Hadoop doesn’t have to be so hard, just ask Etsy, Airbnb and the Climate Corporation. All three, it turns out, are using the Cascading framework atop Amazon Web Services’ Elastic MapReduce service to make creating and running big data jobs simpler than is possible using Hadoop alone.
Cascading is an open source Java framework that acts as an intermediary between users and Hadoop. Users create data workflows using Cascading’s Java-compatible APIs (rather than writing Hadoop MapReduce jobs), and it handles the task of making Hadoop process the data.

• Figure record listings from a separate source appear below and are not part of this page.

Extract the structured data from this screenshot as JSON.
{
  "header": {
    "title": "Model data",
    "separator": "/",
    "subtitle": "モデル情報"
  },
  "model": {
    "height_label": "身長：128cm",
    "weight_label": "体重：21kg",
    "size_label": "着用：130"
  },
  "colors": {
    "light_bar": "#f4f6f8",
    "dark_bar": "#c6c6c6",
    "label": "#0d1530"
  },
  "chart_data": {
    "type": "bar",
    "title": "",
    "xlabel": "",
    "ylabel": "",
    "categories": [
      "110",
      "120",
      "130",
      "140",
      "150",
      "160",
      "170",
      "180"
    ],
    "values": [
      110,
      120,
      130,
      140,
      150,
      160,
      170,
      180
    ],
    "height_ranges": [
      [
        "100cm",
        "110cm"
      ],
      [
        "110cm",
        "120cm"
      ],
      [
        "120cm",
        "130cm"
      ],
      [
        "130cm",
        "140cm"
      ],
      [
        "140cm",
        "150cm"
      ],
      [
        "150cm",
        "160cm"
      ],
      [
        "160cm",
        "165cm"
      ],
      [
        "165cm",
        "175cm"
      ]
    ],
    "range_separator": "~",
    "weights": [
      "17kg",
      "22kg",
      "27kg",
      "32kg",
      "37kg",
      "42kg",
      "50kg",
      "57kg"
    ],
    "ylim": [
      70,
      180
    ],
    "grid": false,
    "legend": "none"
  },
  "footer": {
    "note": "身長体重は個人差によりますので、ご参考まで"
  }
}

Cascading is backed by a commercial entity called Concurrent (see disclosure), which is headed up by creator Chris Wensel, and is the foundation of several variations including Cascalog (a Clojure-based query language for Hadoop) and Scalding (Twitter’s Scala API for Hadoop).
Elastic MapReduce is AWS’s on-demand service that gives users access to cloud computing resources, rather than a collection of physical servers, for running Hadoop workloads. Writing MapReduce jobs is both difficult and limiting in terms of functionality, and Hadoop cluster management is notoriously difficult, so it’s no surprise that Cascading and Elastic MapReduce are an appealing combination.

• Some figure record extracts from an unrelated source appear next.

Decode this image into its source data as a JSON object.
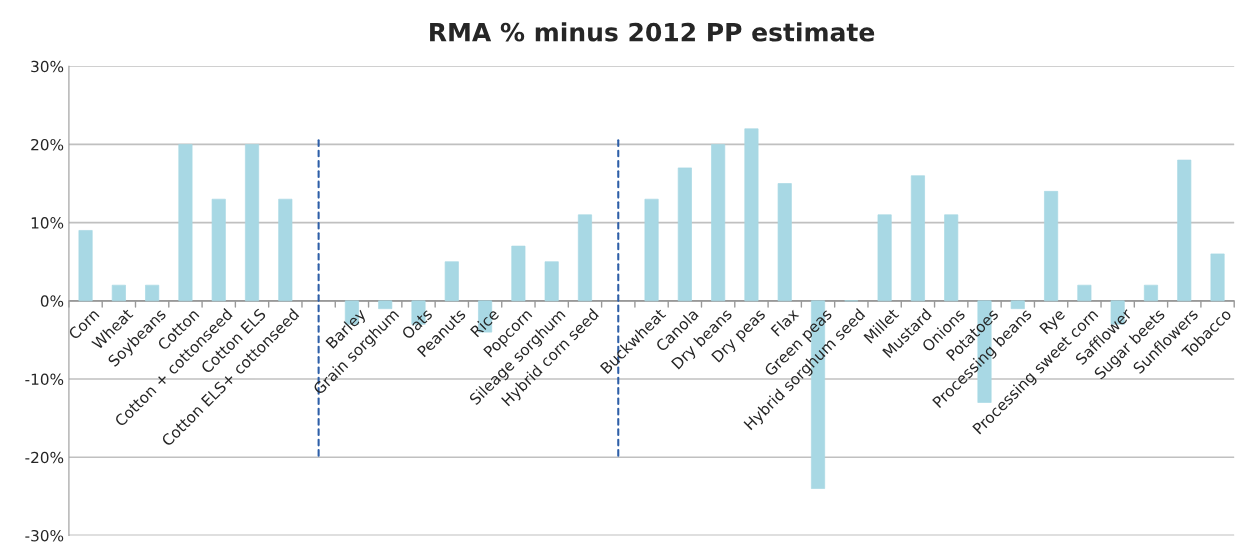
{
  "chart_data": {
    "type": "bar",
    "title": "RMA % minus 2012 PP estimate",
    "categories": [
      "Corn",
      "Wheat",
      "Soybeans",
      "Cotton",
      "Cotton + cottonseed",
      "Cotton ELS",
      "Cotton ELS+ cottonseed",
      null,
      "Barley",
      "Grain sorghum",
      "Oats",
      "Peanuts",
      "Rice",
      "Popcorn",
      "Sileage sorghum",
      "Hybrid corn seed",
      null,
      "Buckwheat",
      "Canola",
      "Dry beans",
      "Dry peas",
      "Flax",
      "Green peas",
      "Hybrid sorghum seed",
      "Millet",
      "Mustard",
      "Onions",
      "Potatoes",
      "Processing beans",
      "Rye",
      "Processing sweet corn",
      "Safflower",
      "Sugar beets",
      "Sunflowers",
      "Tobacco"
    ],
    "values": [
      9,
      2,
      2,
      20,
      13,
      20,
      13,
      null,
      -3,
      -1,
      -3,
      5,
      -4,
      7,
      5,
      11,
      null,
      13,
      17,
      20,
      22,
      15,
      -24,
      0,
      11,
      16,
      11,
      -13,
      -1,
      14,
      2,
      -3,
      2,
      18,
      6
    ],
    "color": "#a8d8e4",
    "ylim": [
      -30,
      30
    ],
    "yticks": [
      {
        "value": -30,
        "label": "-30%"
      },
      {
        "value": -20,
        "label": "-20%"
      },
      {
        "value": -10,
        "label": "-10%"
      },
      {
        "value": 0,
        "label": "0%"
      },
      {
        "value": 10,
        "label": "10%"
      },
      {
        "value": 20,
        "label": "20%"
      },
      {
        "value": 30,
        "label": "30%"
      }
    ],
    "grid": "y"
  }
}
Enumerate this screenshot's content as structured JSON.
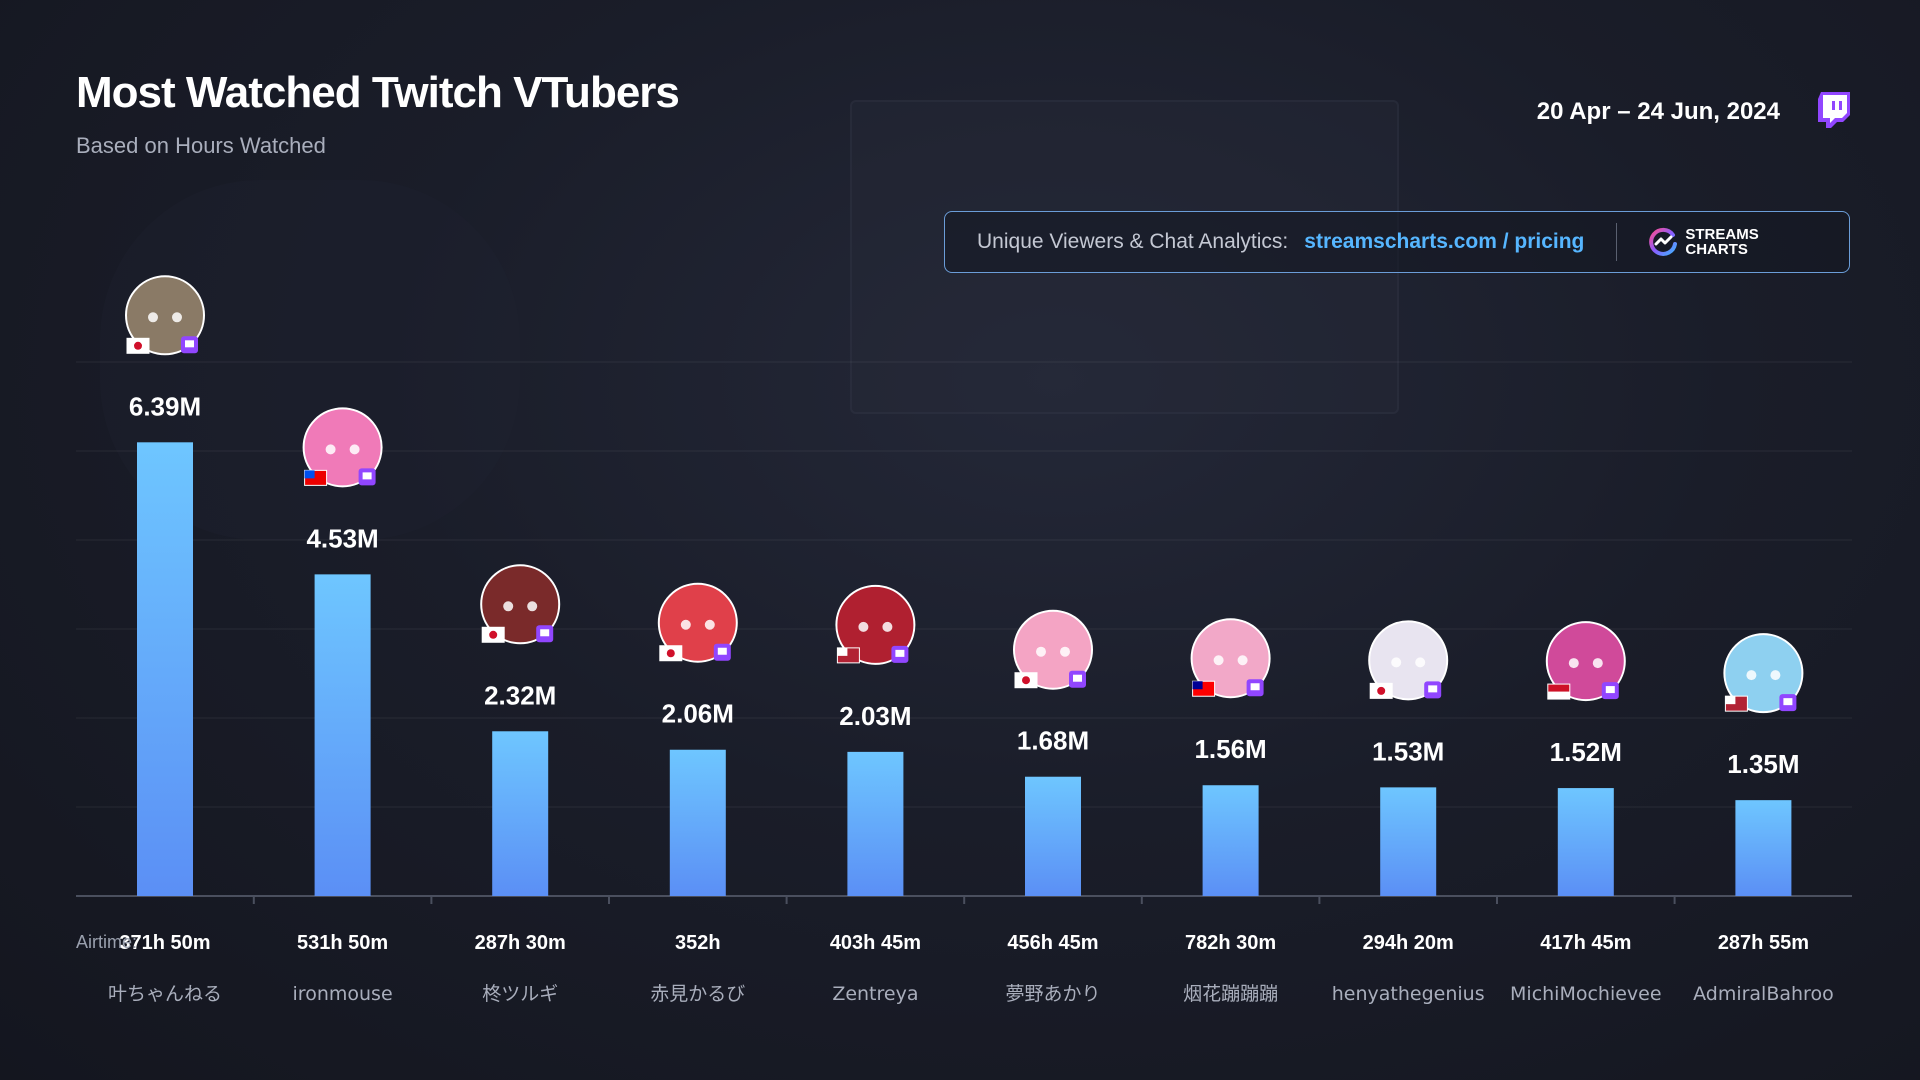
{
  "header": {
    "title": "Most Watched Twitch VTubers",
    "subtitle": "Based on Hours Watched",
    "date_range": "20 Apr – 24 Jun, 2024"
  },
  "promo": {
    "label": "Unique Viewers & Chat Analytics:",
    "link": "streamscharts.com / pricing",
    "brand_line1": "STREAMS",
    "brand_line2": "CHARTS"
  },
  "colors": {
    "bar_top": "#6ec6ff",
    "bar_bottom": "#5b8ff5",
    "twitch": "#9146ff",
    "link": "#56b6ff"
  },
  "chart_data": {
    "type": "bar",
    "title": "Most Watched Twitch VTubers",
    "ylabel": "Hours Watched",
    "unit": "M",
    "ylim": [
      0,
      7
    ],
    "grid": true,
    "airtime_prefix": "Airtime:",
    "categories": [
      "叶ちゃんねる",
      "ironmouse",
      "柊ツルギ",
      "赤見かるび",
      "Zentreya",
      "夢野あかり",
      "烟花蹦蹦蹦",
      "henyathegenius",
      "MichiMochievee",
      "AdmiralBahroo"
    ],
    "values": [
      6.39,
      4.53,
      2.32,
      2.06,
      2.03,
      1.68,
      1.56,
      1.53,
      1.52,
      1.35
    ],
    "value_labels": [
      "6.39M",
      "4.53M",
      "2.32M",
      "2.06M",
      "2.03M",
      "1.68M",
      "1.56M",
      "1.53M",
      "1.52M",
      "1.35M"
    ],
    "airtime": [
      "371h 50m",
      "531h 50m",
      "287h 30m",
      "352h",
      "403h 45m",
      "456h 45m",
      "782h 30m",
      "294h 20m",
      "417h 45m",
      "287h 55m"
    ],
    "avatars": [
      {
        "flag": "JP",
        "icon": "avatar-anime-boy",
        "color": "#8a7a66"
      },
      {
        "flag": "PR",
        "icon": "avatar-pink-hair",
        "color": "#f07ab8"
      },
      {
        "flag": "JP",
        "icon": "avatar-dark-red-hair",
        "color": "#7a2a2a"
      },
      {
        "flag": "JP",
        "icon": "avatar-red-hair",
        "color": "#e0404a"
      },
      {
        "flag": "US",
        "icon": "avatar-red-white-hair",
        "color": "#b02030"
      },
      {
        "flag": "JP",
        "icon": "avatar-pink-bob",
        "color": "#f4a4c4"
      },
      {
        "flag": "TW",
        "icon": "avatar-pink-twintail",
        "color": "#f2a8c8"
      },
      {
        "flag": "JP",
        "icon": "avatar-white-creature",
        "color": "#e8e4f0"
      },
      {
        "flag": "ID",
        "icon": "avatar-pink-spiral",
        "color": "#d04a9a"
      },
      {
        "flag": "US",
        "icon": "avatar-blue-ghost",
        "color": "#8ed0f0"
      }
    ]
  }
}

They’re hardly the only options for simplifying the Hadoop process, though. Infochimps, for example, offers a service that features tools for automating configuration and creating dataflows using Ruby. Mortar Data has created a managed service that runs atop AWS and lets users process data using Python scripts. And, of course, there are numerous Elastic MapReduce competitors on the market, including offerings from Microsoft, IBM and Sungard.
Feature image courtesy of Shutterstock user JTP.
Disclosure: Concurrent is backed by True Ventures, a venture capital firm that is an investor in the parent company of this blog, Giga Omni Media. Om Malik, the founder of Giga Omni Media, is also a venture partner at True.